What is Angioedema?
Angioedema is a type of swelling, which can become extreme, in the deep part of the inner layer of the skin and below. In some cases, this swelling occurs along with the appearance of hives. For this reason, angioedema is sometimes called “giant hives.”
Hives are itchy and raised, red welts which develop on the skin surface, involving only the two layers of skin. Urticarial is a separate term to hives.
Both angioedema and hives may be caused by an allergic reaction or food intolerance, a side effect or allergy to a drug, or an allergy in the surrounding environment, like as pollen, pet dander, and insect bite venom.

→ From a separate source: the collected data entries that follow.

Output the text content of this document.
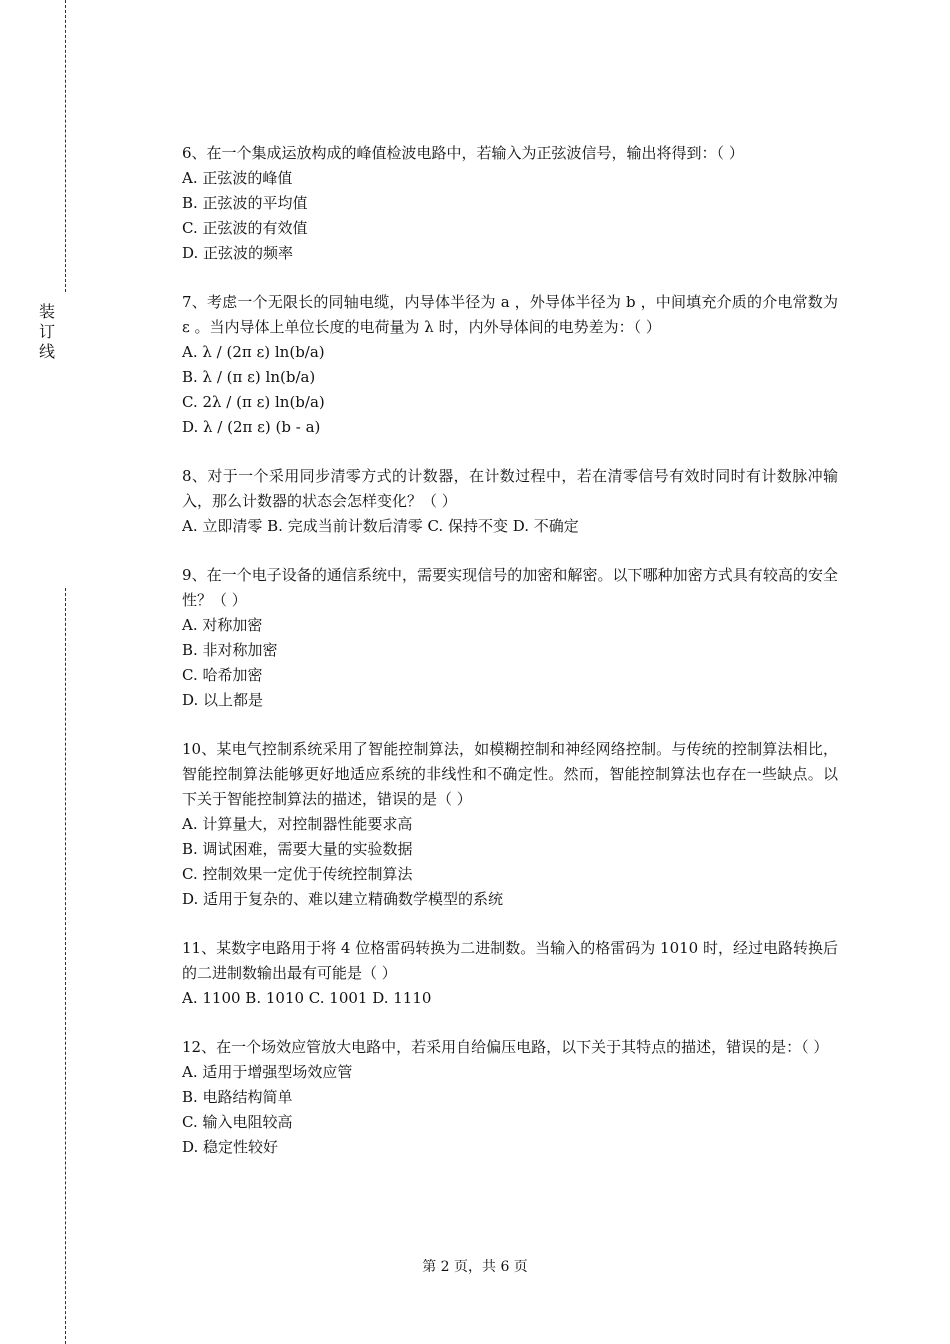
装
订
线
6、在一个集成运放构成的峰值检波电路中，若输入为正弦波信号，输出将得到：（ ）
A. 正弦波的峰值
B. 正弦波的平均值
C. 正弦波的有效值
D. 正弦波的频率
7、考虑一个无限长的同轴电缆，内导体半径为 a ，外导体半径为 b ，中间填充介质的介电常数为 ε 。当内导体上单位长度的电荷量为 λ 时，内外导体间的电势差为：（ ）
A. λ / (2π ε) ln(b/a)
B. λ / (π ε) ln(b/a)
C. 2λ / (π ε) ln(b/a)
D. λ / (2π ε) (b - a)
8、对于一个采用同步清零方式的计数器，在计数过程中，若在清零信号有效时同时有计数脉冲输入，那么计数器的状态会怎样变化？（ ）
A. 立即清零 B. 完成当前计数后清零 C. 保持不变 D. 不确定
9、在一个电子设备的通信系统中，需要实现信号的加密和解密。以下哪种加密方式具有较高的安全性？（ ）
A. 对称加密
B. 非对称加密
C. 哈希加密
D. 以上都是
10、某电气控制系统采用了智能控制算法，如模糊控制和神经网络控制。与传统的控制算法相比，智能控制算法能够更好地适应系统的非线性和不确定性。然而，智能控制算法也存在一些缺点。以下关于智能控制算法的描述，错误的是（ ）
A. 计算量大，对控制器性能要求高
B. 调试困难，需要大量的实验数据
C. 控制效果一定优于传统控制算法
D. 适用于复杂的、难以建立精确数学模型的系统
11、某数字电路用于将 4 位格雷码转换为二进制数。当输入的格雷码为 1010 时，经过电路转换后的二进制数输出最有可能是（ ）
A. 1100 B. 1010 C. 1001 D. 1110
12、在一个场效应管放大电路中，若采用自给偏压电路，以下关于其特点的描述，错误的是：（ ）
A. 适用于增强型场效应管
B. 电路结构简单
C. 输入电阻较高
D. 稳定性较好
第 2 页，共 6 页
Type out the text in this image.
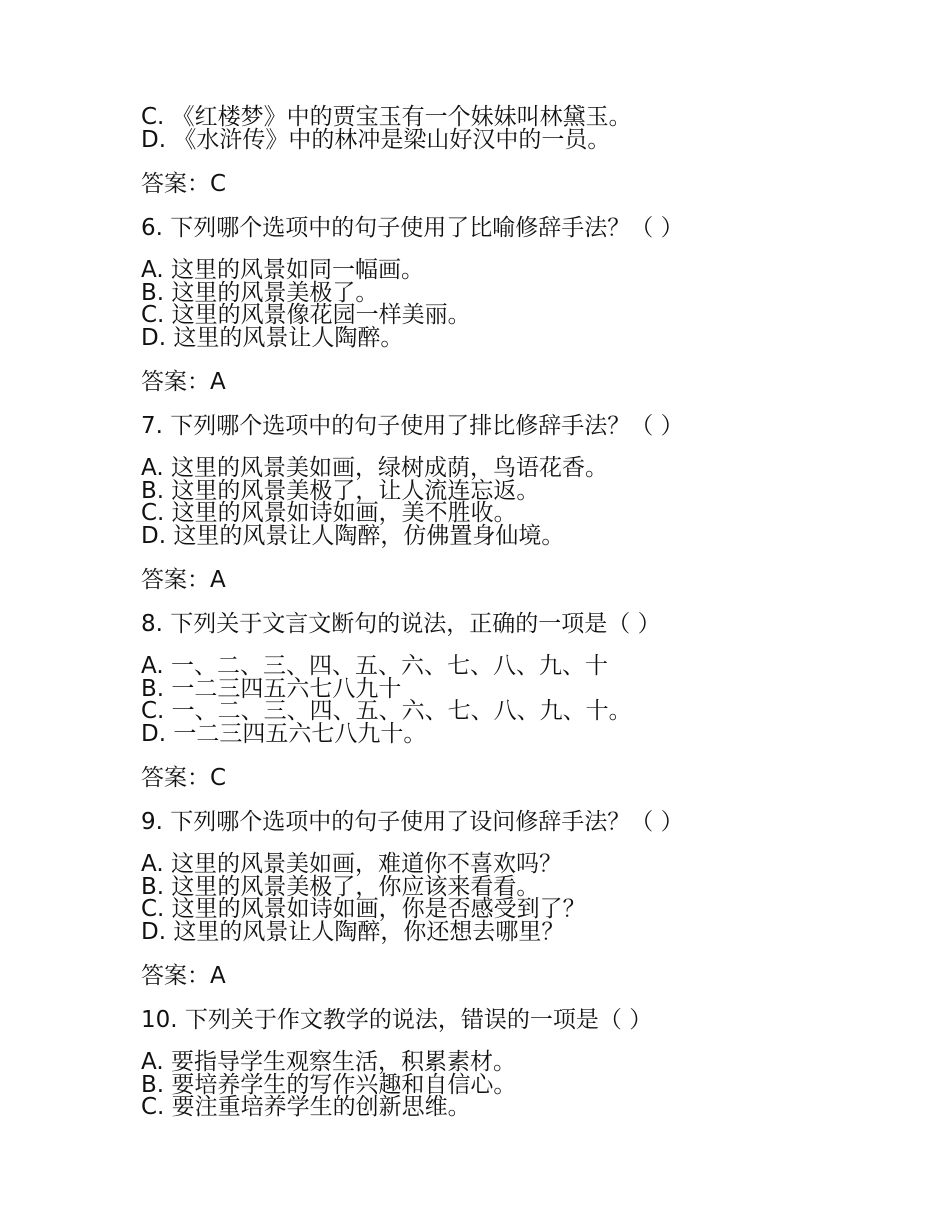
C. 《红楼梦》中的贾宝玉有一个妹妹叫林黛玉。
D. 《水浒传》中的林冲是梁山好汉中的一员。
答案：C
6. 下列哪个选项中的句子使用了比喻修辞手法？（ ）
A. 这里的风景如同一幅画。
B. 这里的风景美极了。
C. 这里的风景像花园一样美丽。
D. 这里的风景让人陶醉。
答案：A
7. 下列哪个选项中的句子使用了排比修辞手法？（ ）
A. 这里的风景美如画，绿树成荫，鸟语花香。
B. 这里的风景美极了，让人流连忘返。
C. 这里的风景如诗如画，美不胜收。
D. 这里的风景让人陶醉，仿佛置身仙境。
答案：A
8. 下列关于文言文断句的说法，正确的一项是（ ）
A. 一、二、三、四、五、六、七、八、九、十
B. 一二三四五六七八九十
C. 一、二、三、四、五、六、七、八、九、十。
D. 一二三四五六七八九十。
答案：C
9. 下列哪个选项中的句子使用了设问修辞手法？（ ）
A. 这里的风景美如画，难道你不喜欢吗？
B. 这里的风景美极了，你应该来看看。
C. 这里的风景如诗如画，你是否感受到了？
D. 这里的风景让人陶醉，你还想去哪里？
答案：A
10. 下列关于作文教学的说法，错误的一项是（ ）
A. 要指导学生观察生活，积累素材。
B. 要培养学生的写作兴趣和自信心。
C. 要注重培养学生的创新思维。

In very rare cases, the swelling can be a symptom of a more serious health condition, such as non-Hodgkin B-cell lymphoma. Some regions of the body are more susceptible to angioedema than others, like as the eyelids, lips and tongue.
When angioedema is passed from a parent to a child through genetic transmission, the condition is known as hereditary angioedema. Hereditary angioedema has different causes than the acquired angioedema, but in any case, the symptoms one has treatment would be identical.
Angioedema can be part of a severe medical condition. When treated properly due to an acute allergic reaction, chances of recovery are very favourable. When one has only moderate angioedema, without any therapy it may resolve on its own.
The welts associated with hives can be:
- Itchy ranging from mild to intense
- Round, oval or worm-shaped
- As tiny as a pea or as big as a plate of dinner
Most hives appear fastly and leave within 24 hours. Chronic hives can last through months or years.
Angioedema is a hives-like reaction that affects the skin’s deeper layers. It can appear with hives or alone. Signs and symptoms include:
- Welts that form in minutes to hours
- Swelling and redness, particularly around the eyes, cheeks and lips
- Pain or warmth in the affected areas
When to call your doctor
Mild cases of hives or angioedema may typically be treated at home. See your doctor if your symptoms continue for more than a few days.
If you’re thought you have hives or angioedema were caused by a known allergy to food or medication, your symptoms can be an early sign of an anaphylactic reaction. When you feel your tongue, lips, mouth or throat is swollen or you are having trouble breathing, seek emergency treatment.
The cause of angioedema is determined on its form, as follows:
- Insect bites, latex contact and some medicines, like as penicillin or aspirin, may cause allergic angioedema.
- Some medicines, such as angiotensin-converting enzyme (ACE) inhibitors, may lead to angioedema induced by the medication.
- It may inherit a gene that causes a tendency to have low levels of a particular protein in the blood. This can, in turn, result in angioedema.
Many episode causes include pregnancy, birth control pills, illness or trauma. Patients are usually treated effectively with medication. Episodes can be severe and need to be hospitalized.
In certain people with angioedema, the cause cannot be known.
Hives and angioedema are common. You may find yourself at increased risk of hives and angioedema:
- Have had hives or angioedema before
- Have had other allergic reactions
- Have hives, angioedema or inherited angioedema family history
The most dangerous complication of angioedema is throat swelling and airways swelling.
The condition is usually mild but it can cause asphyxiation if it progresses rapidly or if it affects the throat. This will lead to the following signs:
- Sudden or Rapidly Escalating Breathing Problems
- Fainting or Dizziness
Take the following steps to lower the risk of developing hives or angioedema:
Avoid known triggers: Try avoiding that substance if you know what caused your hives.
Bathe and change your clothes: If your hives have triggered by pollen or animal contact in the past, take a bath or shower and change your clothes if you are exposed to pollen or animals.